A Caminhada Muda e Morta

. . . ouvindo o tema da série "The Vikings" . . .



Caem as névoas carregadas de gelo fazendo pesar-me manto e touca sobre a mente cansada.

Os passos são difíceis tamanha a dor e a fadiga de tantos e tantos anos de notícias ruins, perdas e derrotas.

Tantos invernos cruéis e solitários, cada vez mais solitários.

Todos partindo de vez, tirando o que podem ou mantendo distância, cansados, sem saber o que mais dizer ou fazer.

Porque não há o que dizer ou o que fazer.

Porque não há nada!

Nada a não ser o som da roda girando!

Do corpo embaixo dela esmagado!

Do silêncio da queda sem fim nas águas profundas do oceano gélido da tristeza infinita!

As palavras de quem tenta negar no desespero diante do que veem soam apenas como marcha fúnebre para a morte inevitável!

Só aceleram mais a minha vontade de ser logo consumida pela avalanche, engolida pelas águas gélidas dos mares glaciais bravios, arrancada do mundo pelos ventos furiosos, incendiada pelas chamas eternas da purificação, tragada pelas entranhas da terra!

Quando chega a hora não adianta espernear, negar ou tentar amainar as coisas com palavras que não combinam com o perfume sutil que já está no ar gélido!

Não há o que possa ser dito ou feito que impeça a travessia muda e morta.

Os passos são pequenos, lentos e inseguros mas são. . . Passos!

"Eu vou!" eu digo aos meus algozes "eu vou!" repito.

Só não consigo obedecer tão rápido.

Só não consigo mais ser tão ágil.

Não tão ávida.

Como já fui das outras vezes!

Tantas vezes!

Mas com outros significados!

Hoje as músicas são outras, os versos outros, as faces dos Deuses que se mostram! Outras!

Nunca vistas!

Nunca ouvidas!

Faces que não conheço!

Vozes que estranho!

Pensamentos que nunca imaginei ter que disciplinar!

Preço alto a pagar!

E não suporto mais perguntar por que. Se tanto já foi pago.

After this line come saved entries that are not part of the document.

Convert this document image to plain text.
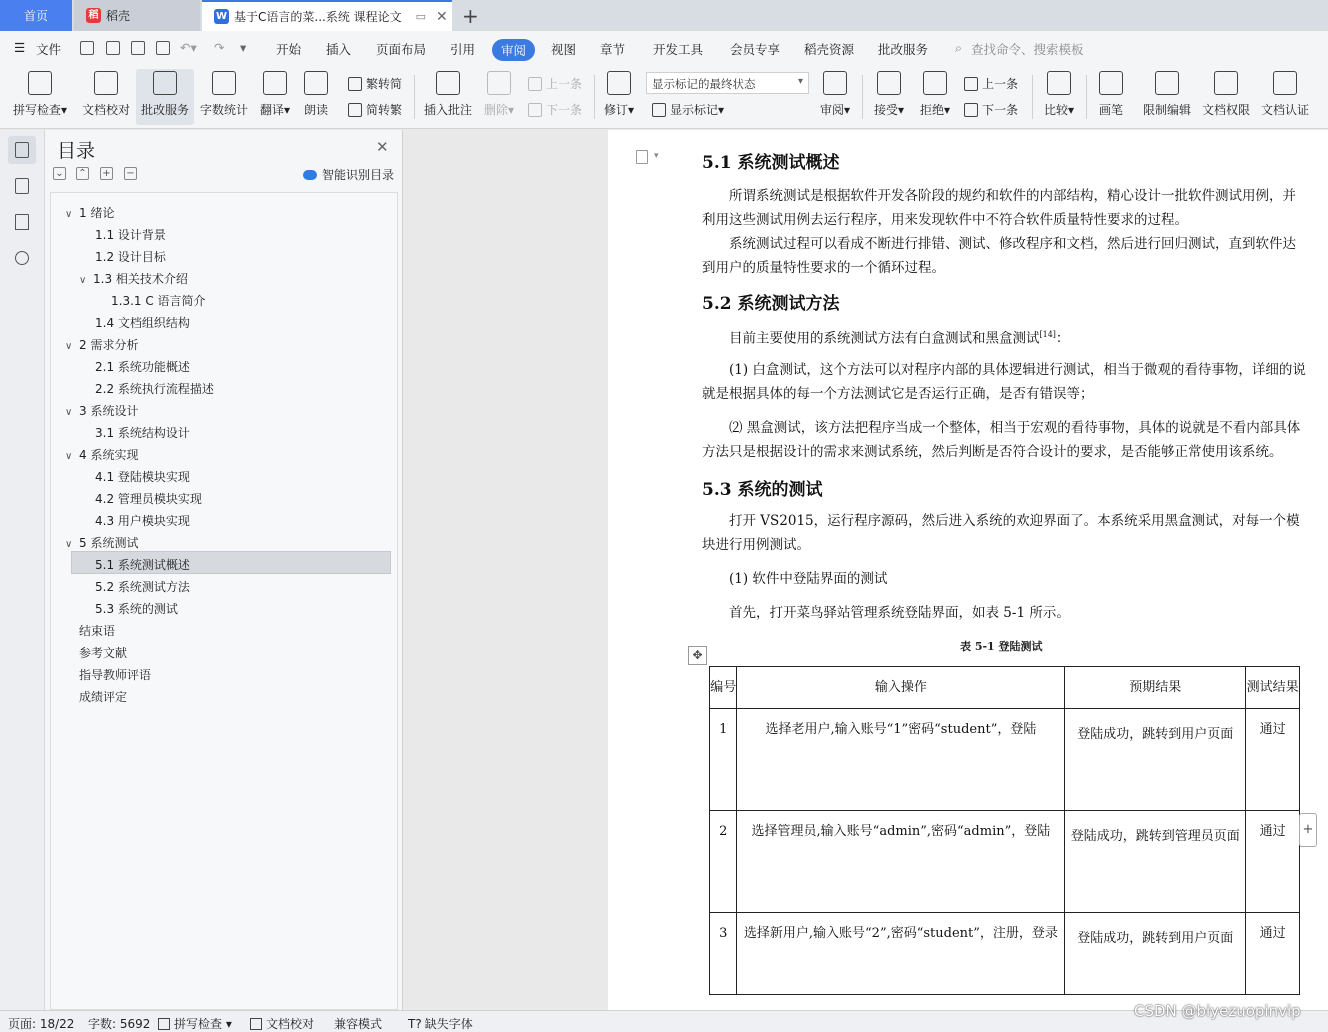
首页	稻 稻壳	W 基于C语言的菜...系统 课程论文 ▭ ✕ +
☰ 文件	↶▾ ↷ ▾ 开始 插入 页面布局 引用	审阅	视图 章节 开发工具 会员专享 稻壳资源 批改服务 ⌕ 查找命令、搜索模板
拼写检查▾	文档校对 批改服务 字数统计 翻译▾	朗读
繁转简
简转繁 插入批注 删除▾
上一条
下一条	修订▾
显示标记的最终状态 ▾
显示标记 ▾	审阅▾	接受▾	拒绝▾
上一条
下一条	比较▾	画笔	限制编辑 文档权限 文档认证
目录	✕
⌄ ⌃ + −	智能识别目录
∨ 1 绪论
1.1 设计背景
1.2 设计目标
∨ 1.3 相关技术介绍
1.3.1 C 语言简介
1.4 文档组织结构
∨ 2 需求分析
2.1 系统功能概述
2.2 系统执行流程描述
∨ 3 系统设计
3.1 系统结构设计
∨ 4 系统实现
4.1 登陆模块实现
4.2 管理员模块实现
4.3 用户模块实现
∨ 5 系统测试
5.1 系统测试概述
5.2 系统测试方法
5.3 系统的测试
结束语
参考文献
指导教师评语
成绩评定
▾	5.1 系统测试概述
所谓系统测试是根据软件开发各阶段的规约和软件的内部结构，精心设计一批软件测试用例，并利用这些测试用例去运行程序，用来发现软件中不符合软件质量特性要求的过程。
系统测试过程可以看成不断进行排错、测试、修改程序和文档，然后进行回归测试，直到软件达到用户的质量特性要求的一个循环过程。
5.2 系统测试方法
目前主要使用的系统测试方法有白盒测试和黑盒测试[14]：
(1) 白盒测试，这个方法可以对程序内部的具体逻辑进行测试，相当于微观的看待事物，详细的说就是根据具体的每一个方法测试它是否运行正确，是否有错误等；
⑵ 黑盒测试，该方法把程序当成一个整体，相当于宏观的看待事物，具体的说就是不看内部具体方法只是根据设计的需求来测试系统，然后判断是否符合设计的要求，是否能够正常使用该系统。
5.3 系统的测试
打开 VS2015，运行程序源码，然后进入系统的欢迎界面了。本系统采用黑盒测试，对每一个模块进行用例测试。
(1) 软件中登陆界面的测试
首先，打开菜鸟驿站管理系统登陆界面，如表 5-1 所示。
表 5-1 登陆测试
✥
编号	输入操作	预期结果	测试结果
1	选择老用户,输入账号“1”密码“student”，登陆	登陆成功，跳转到用户页面	通过
2	选择管理员,输入账号“admin”,密码“admin”，登陆	登陆成功，跳转到管理员页面	通过
3	选择新用户,输入账号“2”,密码“student”，注册，登录	登陆成功，跳转到用户页面	通过
+
页面: 18/22 字数: 5692 拼写检查 ▾	文档校对 兼容模式 T? 缺失字体
CSDN @biyezuopinvip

Não! Não perguntarei mais!

Seguirei com dignidade, coragem e silêncio!

E farei o que me é doce e firmemente ordenado!

"Vá em frente!"

Bom início de inverno a todos!




sábado, 2 de maio de 2015

A queda

. . . ouvindo "Don't Give Up" de Peter Gabriel


https://www.youtube.com/watch?v=8LMB6K4rTGU


Eu caí!

Eu caí da minha fé!

Como um cavaleiro cai de seu corcel antes da justa chegar ao auge!

Tudo foi tirado de mim tão rápido!

Antes que minhas mãos cobertas pelas luvas de cotas de malha e grevas de ferro pudessem ao menos alcançar!

Tudo se foi!

Tudo se foi em uma nuvem de tempestade que eu não vi chegar.

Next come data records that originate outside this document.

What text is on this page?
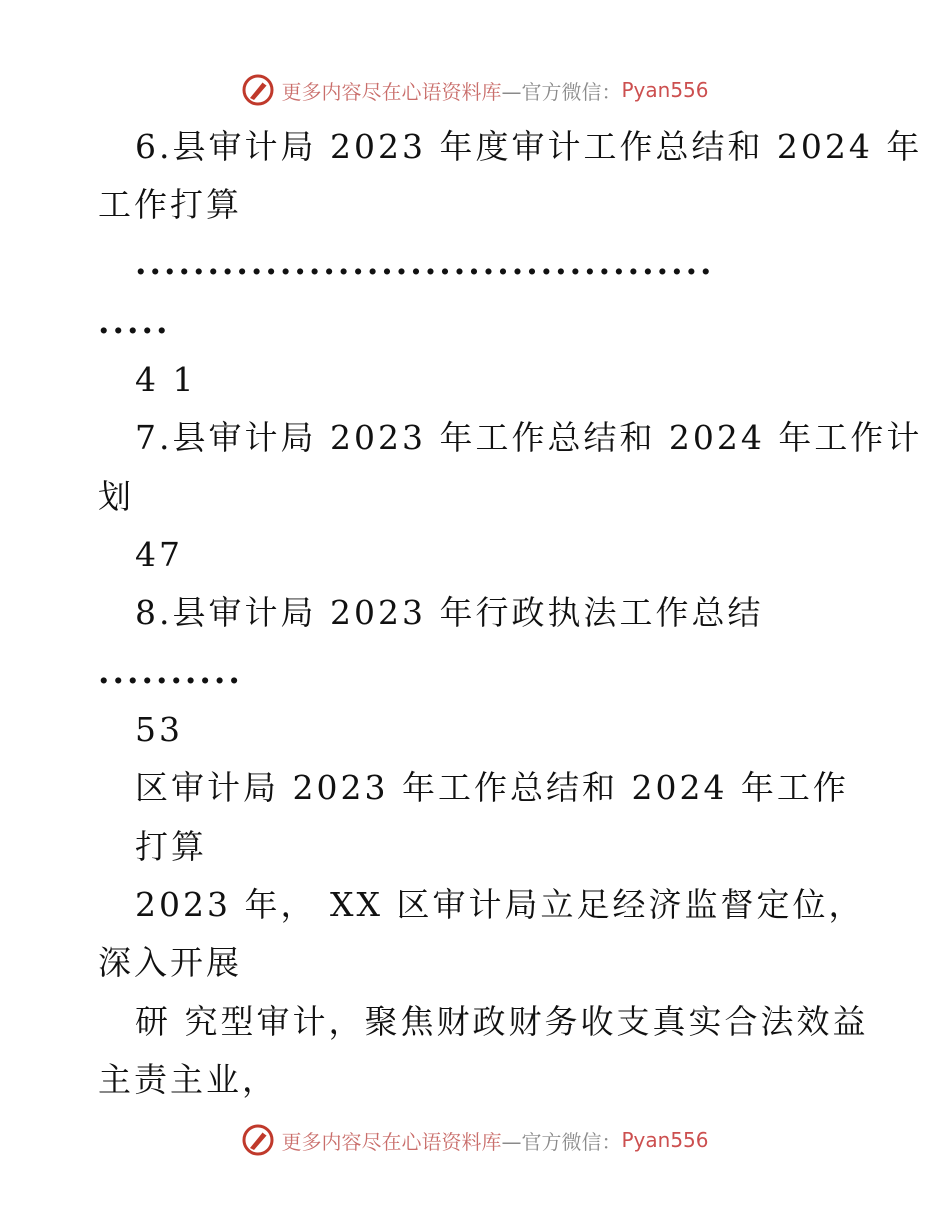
更多内容尽在心语资料库 —官方微信： Pyan556
6.县审计局 2023 年度审计工作总结和 2024 年
工作打算
........................................
.....
4 1
7.县审计局 2023 年工作总结和 2024 年工作计
划
47
8.县审计局 2023 年行政执法工作总结
..........
53
区审计局 2023 年工作总结和 2024 年工作
打算
2023 年， XX 区审计局立足经济监督定位，
深入开展
研 究型审计，聚焦财政财务收支真实合法效益
主责主业，
更多内容尽在心语资料库 —官方微信： Pyan556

"Mas eu já estava me afastando!" lembro-me de sua voz ao telefone.

Um telefonema de adeus para tantos anos de amor, paixão e devoção.

Eu caí!

Eu caí por completo!

Caí de minha sanidade, de minha altivez, de minha feminilidade, das alturas em que me coloquei para te colocar ainda mais alto para te adorar.

E ouvi você me derrubando por telefone!

Como quem cutuca com um pedaço de pau bem longo, algo belo apenas pelo prazer de vê-lo se estilhaçar pelo chão e ter o poder de dizer; "Você não tem poder sobre mim!".

Mas você tem sobre mim!

Hoje flerto com a morte todos os dias!

Nas idas descuidadas para mais um dia fustigante de trabalho pela madrugada, na febre, na dor, no quase desmaio, no engano, no erro, na desatenção, no fracasso, no acerto sem querer, no desfalecimento de todas as horas por ainda não acreditar no que aconteceu!

Não acreditar que você se foi.

Se foi e me reduziu a um nada tão insignificante, indigno de merecer um último olhar ou uma última palavra de adeus!

E assim você se tornou poderoso sobre mim.

Sem dúvida um grande torturador!

Justamente o que eu pensei que você jamais se tornaria, torturado como disse que um dia foi.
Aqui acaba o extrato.